In an interview with Billboard prior to the tour, the duo had nominally left further Unicorns activity a possibility, so what changed? Is it really possible that Penner and Thorburn managed to rekindle their mutual enmity over six shows that by all accounts went pretty well? It’s a possibility, but I wonder if it’s not more likely that after a decade doing other stuff, the duo simply realised that they were no longer that musically compatible, that there was no likelihood of them making any meaningful sequel to the berserk lo-fi pop of Who Will Cut Our Hair.
Thorburn has long been the sole power behind the mercurial Islands, a band whose output has risen and fallen in quality as its leader has chopped and changed members. And Penner… Penner has done all sorts of stuff, notably forming the short-lived band Clues, who released an album on Constellation six years ago, toured Europe, and promptly disappeared. I can’t pretend to have been remotely on top of his manifold other projects (he appears to have released about a billion EPs, many unavailable here), but Canada in Space can be legitimately described as a fresh start by dint of receiving an international release on a well-known label (City Slang), and, to put it bluntly, because his impending European tour is sure to get a heap of press by virtue of having noted Canadian actor Michael Cera on bass.

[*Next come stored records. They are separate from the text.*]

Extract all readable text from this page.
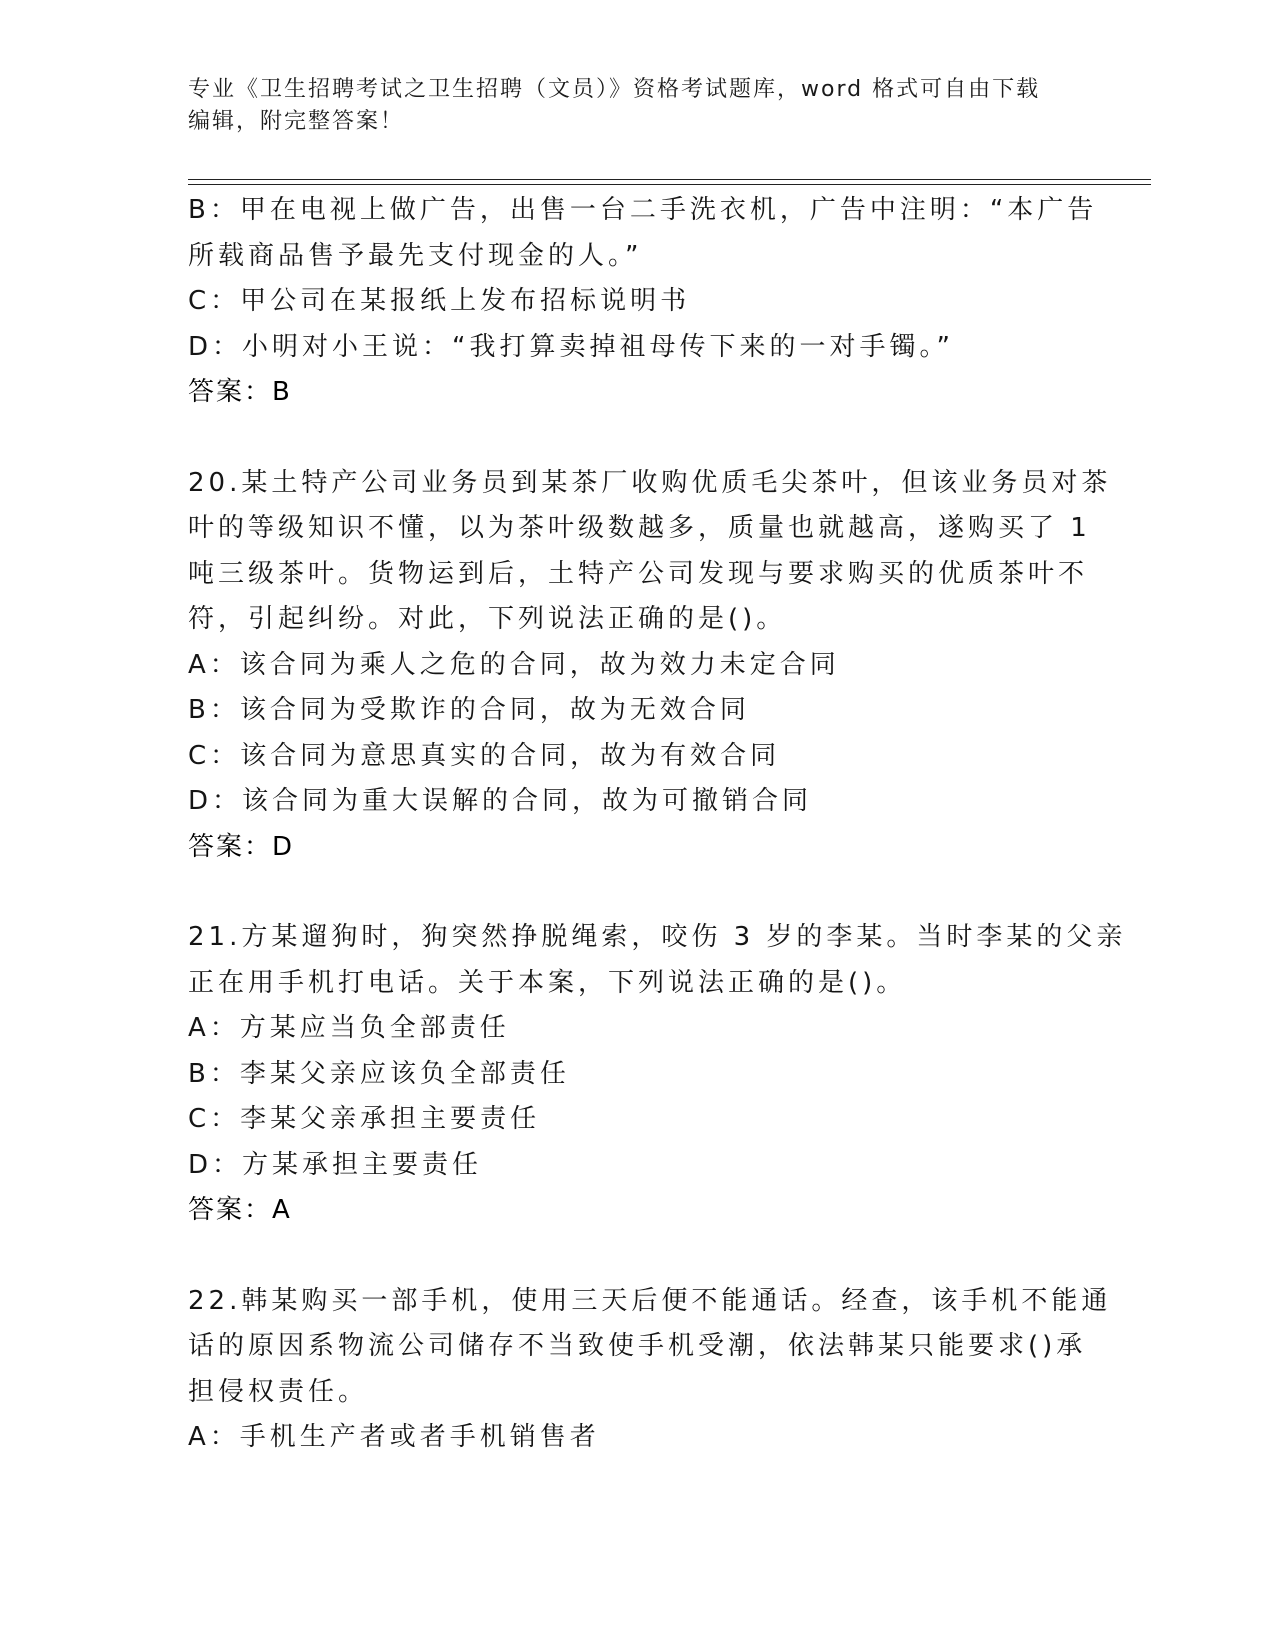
专业《卫生招聘考试之卫生招聘（文员）》资格考试题库，word 格式可自由下载
编辑，附完整答案！
B：甲在电视上做广告，出售一台二手洗衣机，广告中注明：“本广告
所载商品售予最先支付现金的人。”
C：甲公司在某报纸上发布招标说明书
D：小明对小王说：“我打算卖掉祖母传下来的一对手镯。”
答案：B
20.某土特产公司业务员到某茶厂收购优质毛尖茶叶，但该业务员对茶
叶的等级知识不懂，以为茶叶级数越多，质量也就越高，遂购买了 1
吨三级茶叶。货物运到后，土特产公司发现与要求购买的优质茶叶不
符，引起纠纷。对此，下列说法正确的是()。
A：该合同为乘人之危的合同，故为效力未定合同
B：该合同为受欺诈的合同，故为无效合同
C：该合同为意思真实的合同，故为有效合同
D：该合同为重大误解的合同，故为可撤销合同
答案：D
21.方某遛狗时，狗突然挣脱绳索，咬伤 3 岁的李某。当时李某的父亲
正在用手机打电话。关于本案，下列说法正确的是()。
A：方某应当负全部责任
B：李某父亲应该负全部责任
C：李某父亲承担主要责任
D：方某承担主要责任
答案：A
22.韩某购买一部手机，使用三天后便不能通话。经查，该手机不能通
话的原因系物流公司储存不当致使手机受潮，依法韩某只能要求()承
担侵权责任。
A：手机生产者或者手机销售者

Canada in Space has almost no bearing whatsoever on the work of The Unicorns, something you could potentially have surmised by looking at its length: five songs in half an hour, where Who Will Cut Our Hair crammed 13 into 40 minutes. The only track that really suggests a shared lineage is ‘Candy’, a gorgeous lo-fi ballad sung entirely in French, which you have to imagine pretty much every much every fan of his past output will immediately see as the best thing here. But the EP rewards scrutiny, bookended as it is by two sprawling, seven-minute plus songs imbued with a creeping, muttering darkness that’s a world away from the Unicorns’ berserk innocence. Opener ‘Breathe to Burn’ is kind of the poppiest thing here… but only after four minutes of low key head fuckery before it stops, shrugs and embraces a catchy chorus; closer ‘Mediate’ is nine minutes of dark, skin crawling psychedelia. The record is a strange beast that doesn’t necessarily have a totally clear flavour, but certain suggests a dark, expansive future for Penner if he wants to build on this.
That’s the things though: I say Penner isn’t compatible enough with Thorburn to continue The Unicorns: looking back at his career, I question whether Alden Penner is compatible enough with Alden Penner to follow Canada in Space with any sort of contiguous project. This EP sounds like a start to a new career chapter – but will it just be another false dawn, I wonder?